AT&T CEO highlights benefits of FirstNet, potential 5G use cases for critical infrastructure, enterprises

Winning the bid to build the nationwide FirstNet system on 700 MHz Band 14 spectrum has been very beneficial to AT&T overall strategy, allowing the carrier to grow its wireless business, improve network quality and lay the foundation for the transition to 5G, AT&T CEO Randall Stephenson said this week.

“FirstNet has gone off the charts,” Stephenson said during the Goldman Sachs Communacopia conference. “It’s been as good as we could have ever hoped.”

When the FirstNet Authority issued its request for proposals in 2016, AT&T identified the project as “a must-win for us,” Stephenson said. In addition to getting access to the 10×10 MHz swath of 700 MHz Band 14 spectrum licensed to the FirstNet Authority, the FirstNet buildout required telecom crews to install new gear on towers throughout the country—something AT&T was going to have to do to deploy significant swaths of fallow spectral holdings and to ready its network for 5G, Stephenson said.

“By virtue of FirstNet, spectrum aggregation, 5G, we’re climbing these cell towers one time and accomplishing three purposes,” he said. “We’ve been doing this, and we’re literally—over the course of about three years—are increasing the entire nationwide capacity of the AT&T wireless network by 50%.

“I’ve been doing this almost 38 years.
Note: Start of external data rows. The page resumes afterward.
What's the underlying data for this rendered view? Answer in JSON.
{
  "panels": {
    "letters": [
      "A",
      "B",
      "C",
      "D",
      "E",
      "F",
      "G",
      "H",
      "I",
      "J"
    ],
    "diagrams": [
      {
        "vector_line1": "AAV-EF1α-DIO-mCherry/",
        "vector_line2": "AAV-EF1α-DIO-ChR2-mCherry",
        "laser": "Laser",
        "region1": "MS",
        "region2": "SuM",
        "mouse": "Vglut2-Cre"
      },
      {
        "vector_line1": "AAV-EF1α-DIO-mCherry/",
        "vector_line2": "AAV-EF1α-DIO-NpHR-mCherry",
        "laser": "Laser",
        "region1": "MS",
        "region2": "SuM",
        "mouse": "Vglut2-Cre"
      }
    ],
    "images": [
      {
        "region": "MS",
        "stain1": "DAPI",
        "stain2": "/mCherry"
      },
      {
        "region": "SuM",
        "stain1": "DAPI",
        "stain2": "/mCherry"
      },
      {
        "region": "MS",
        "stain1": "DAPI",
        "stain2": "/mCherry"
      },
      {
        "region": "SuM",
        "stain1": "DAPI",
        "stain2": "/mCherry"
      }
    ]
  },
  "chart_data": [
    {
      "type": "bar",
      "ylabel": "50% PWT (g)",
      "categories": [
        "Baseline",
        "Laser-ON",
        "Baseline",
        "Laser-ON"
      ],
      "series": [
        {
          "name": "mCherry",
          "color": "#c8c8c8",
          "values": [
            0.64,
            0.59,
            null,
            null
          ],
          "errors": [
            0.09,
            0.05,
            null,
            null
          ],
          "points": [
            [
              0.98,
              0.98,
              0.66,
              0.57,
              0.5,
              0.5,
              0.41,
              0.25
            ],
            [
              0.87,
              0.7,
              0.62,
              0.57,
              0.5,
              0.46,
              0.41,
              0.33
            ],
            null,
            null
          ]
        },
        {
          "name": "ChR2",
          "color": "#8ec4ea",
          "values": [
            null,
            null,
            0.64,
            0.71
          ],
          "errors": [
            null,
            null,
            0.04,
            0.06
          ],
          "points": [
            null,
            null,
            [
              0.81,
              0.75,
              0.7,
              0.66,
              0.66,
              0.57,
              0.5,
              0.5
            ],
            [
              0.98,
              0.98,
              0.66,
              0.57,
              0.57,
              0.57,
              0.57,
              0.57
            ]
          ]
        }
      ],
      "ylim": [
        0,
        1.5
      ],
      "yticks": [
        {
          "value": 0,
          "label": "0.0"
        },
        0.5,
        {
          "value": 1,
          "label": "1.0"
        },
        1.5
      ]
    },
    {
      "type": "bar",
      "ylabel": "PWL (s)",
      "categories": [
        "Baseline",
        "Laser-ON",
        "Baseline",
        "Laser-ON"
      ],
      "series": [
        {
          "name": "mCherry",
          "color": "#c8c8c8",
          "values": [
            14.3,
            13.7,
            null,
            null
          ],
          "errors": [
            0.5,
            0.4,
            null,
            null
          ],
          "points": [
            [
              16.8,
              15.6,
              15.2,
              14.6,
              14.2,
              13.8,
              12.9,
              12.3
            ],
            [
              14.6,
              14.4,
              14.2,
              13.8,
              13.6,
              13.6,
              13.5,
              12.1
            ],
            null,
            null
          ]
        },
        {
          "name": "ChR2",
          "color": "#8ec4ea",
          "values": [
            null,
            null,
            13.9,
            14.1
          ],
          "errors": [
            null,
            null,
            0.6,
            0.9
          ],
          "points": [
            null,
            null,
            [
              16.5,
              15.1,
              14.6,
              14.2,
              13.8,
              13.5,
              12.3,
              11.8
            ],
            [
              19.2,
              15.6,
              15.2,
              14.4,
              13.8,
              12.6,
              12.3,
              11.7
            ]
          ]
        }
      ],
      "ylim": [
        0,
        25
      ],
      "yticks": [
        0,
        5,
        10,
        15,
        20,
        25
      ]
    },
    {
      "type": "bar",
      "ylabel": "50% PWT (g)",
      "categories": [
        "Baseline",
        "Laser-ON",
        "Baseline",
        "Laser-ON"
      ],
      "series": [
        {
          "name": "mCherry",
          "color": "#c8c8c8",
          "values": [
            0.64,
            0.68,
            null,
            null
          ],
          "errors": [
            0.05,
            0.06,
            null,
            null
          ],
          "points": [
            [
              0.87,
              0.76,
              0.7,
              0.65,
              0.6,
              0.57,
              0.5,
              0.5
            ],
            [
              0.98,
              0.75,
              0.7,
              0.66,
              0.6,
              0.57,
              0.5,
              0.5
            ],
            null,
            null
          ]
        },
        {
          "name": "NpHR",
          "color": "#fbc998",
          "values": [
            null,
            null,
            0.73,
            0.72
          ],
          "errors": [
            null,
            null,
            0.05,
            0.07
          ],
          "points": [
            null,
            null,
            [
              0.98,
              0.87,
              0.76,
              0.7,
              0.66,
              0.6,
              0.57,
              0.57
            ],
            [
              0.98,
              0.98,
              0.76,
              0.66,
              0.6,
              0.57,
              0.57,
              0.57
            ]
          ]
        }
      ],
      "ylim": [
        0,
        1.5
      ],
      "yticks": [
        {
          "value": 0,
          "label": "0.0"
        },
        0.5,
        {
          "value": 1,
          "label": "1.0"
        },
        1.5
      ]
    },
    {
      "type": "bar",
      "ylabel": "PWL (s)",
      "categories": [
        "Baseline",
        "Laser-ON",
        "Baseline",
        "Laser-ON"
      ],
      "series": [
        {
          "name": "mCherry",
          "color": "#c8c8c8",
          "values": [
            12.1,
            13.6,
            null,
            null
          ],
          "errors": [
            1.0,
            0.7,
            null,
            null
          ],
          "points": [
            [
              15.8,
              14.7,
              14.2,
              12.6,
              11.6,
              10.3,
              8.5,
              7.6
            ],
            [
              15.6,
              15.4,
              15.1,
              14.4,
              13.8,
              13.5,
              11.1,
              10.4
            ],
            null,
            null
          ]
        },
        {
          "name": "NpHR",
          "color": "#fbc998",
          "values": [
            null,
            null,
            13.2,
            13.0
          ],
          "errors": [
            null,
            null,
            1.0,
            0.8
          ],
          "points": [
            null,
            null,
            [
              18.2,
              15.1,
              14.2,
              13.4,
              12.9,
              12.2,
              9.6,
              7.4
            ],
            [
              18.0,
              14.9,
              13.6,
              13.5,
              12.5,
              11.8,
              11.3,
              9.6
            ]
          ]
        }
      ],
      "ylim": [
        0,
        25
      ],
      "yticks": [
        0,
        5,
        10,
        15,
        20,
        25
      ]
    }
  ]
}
Those words have never come out of my mouth, to just, that quickly, boost capacity in a nationwide network by 50%.”

As a result of this work, AT&T now has “unequivocally the fastest wireless network, the best-quality network,” Stephenson said, noting that “we’ve exceeded the competition, and the gap is widening.” In addition, these efforts have positioned the company to have a nationwide 5G footprint in the middle of next year on its commercial spectrum bands below 6 GHz, he said.

Industry experts have stated that deploying 5G in the sub-6 GHz will let carriers deliver greater data throughput speeds. But Stephenson noted that “what 5G facilitates goes so much beyond that,” particularly where ultra-dense cell networks operating on millimeter-wave airwaves—leveraging hundreds of MHz of spectrum, in some cases—are deployed.

“You’re moving into an era of connectivity like we haven’t conceived of before,” he said. “This isn’t just marginally better.”

While 4G LTE can support thousands of devices in a square mile, 5G can support millions of devices in the same geographic area, which is “a different business proposition for everybody,” Stephenson said.

Location-based services also should improve, which could greatly enhance security efforts, according to Stephenson.

“In 4G, because you’re using basically GPS technology, [carriers can] locate a device, a car or whatever within meters,” Stephenson said. “In the world of 5G, you begin to locate devices within a couple of centimeters—you’re measuring in centimeters.

“Now, think about this from a security standpoint. [For] somebody in banking, who might have a card with say, a large-scale equipment manufacturer like Apple, [think about] what that could mean to you in terms of security—being able to locate an individual within centimeters of a particular area, being able to set up geo-fencing in a particular area, and [establishing policies that] ‘You can only access our data if you’re in that particular area,’ measured within centimeters. That’s a big game changer, as well.”

With 5G’s high-speed and low-latency connectivity, providers like AT&T can deliver “real-time networking” capabilities that could result in broadband devices being redesigned, because computer processing can be executed at the network edge, instead of relying solely on the processing power within the device, Stephenson said.

“All of a sudden, when you have networks this fast, you can begin to push a lot of these requirements into the edge of the network,” Stephenson said. “So, you’re getting cloud distributed down to the edge of the network. This brings a whole different level of speed, but it also brings a whole different level of imagination, in terms of what your form factors starts to look like.”

In this environment concepts like Google Glass “that everybody laughed about … is truly feasible,” Stephenson said. In addition, low-power, microscopic sensors could become realistic, which could have significant impacts on a number of sectors, including traffic management, autonomous cars, pipeline management and utility systems, he said.

“What it facilitates is a whole different level of thinking,” Stephenson said.

This notion that 5G networks could have such a broad societal impact in many critical-infrastructure arenas necessitates careful consideration of some significant policy decisions, particularly as it relates to security issues, according to Stephenson.

“I have to remind people, if it goes here, then think about how much of our country’s infrastructure [and] day-to-day business activity is underpinned by this kind of technology,” Stephenson said. “Then ask yourself: Is it rational that the United States government has a concern about who might be supplying that kind of infrastructure?”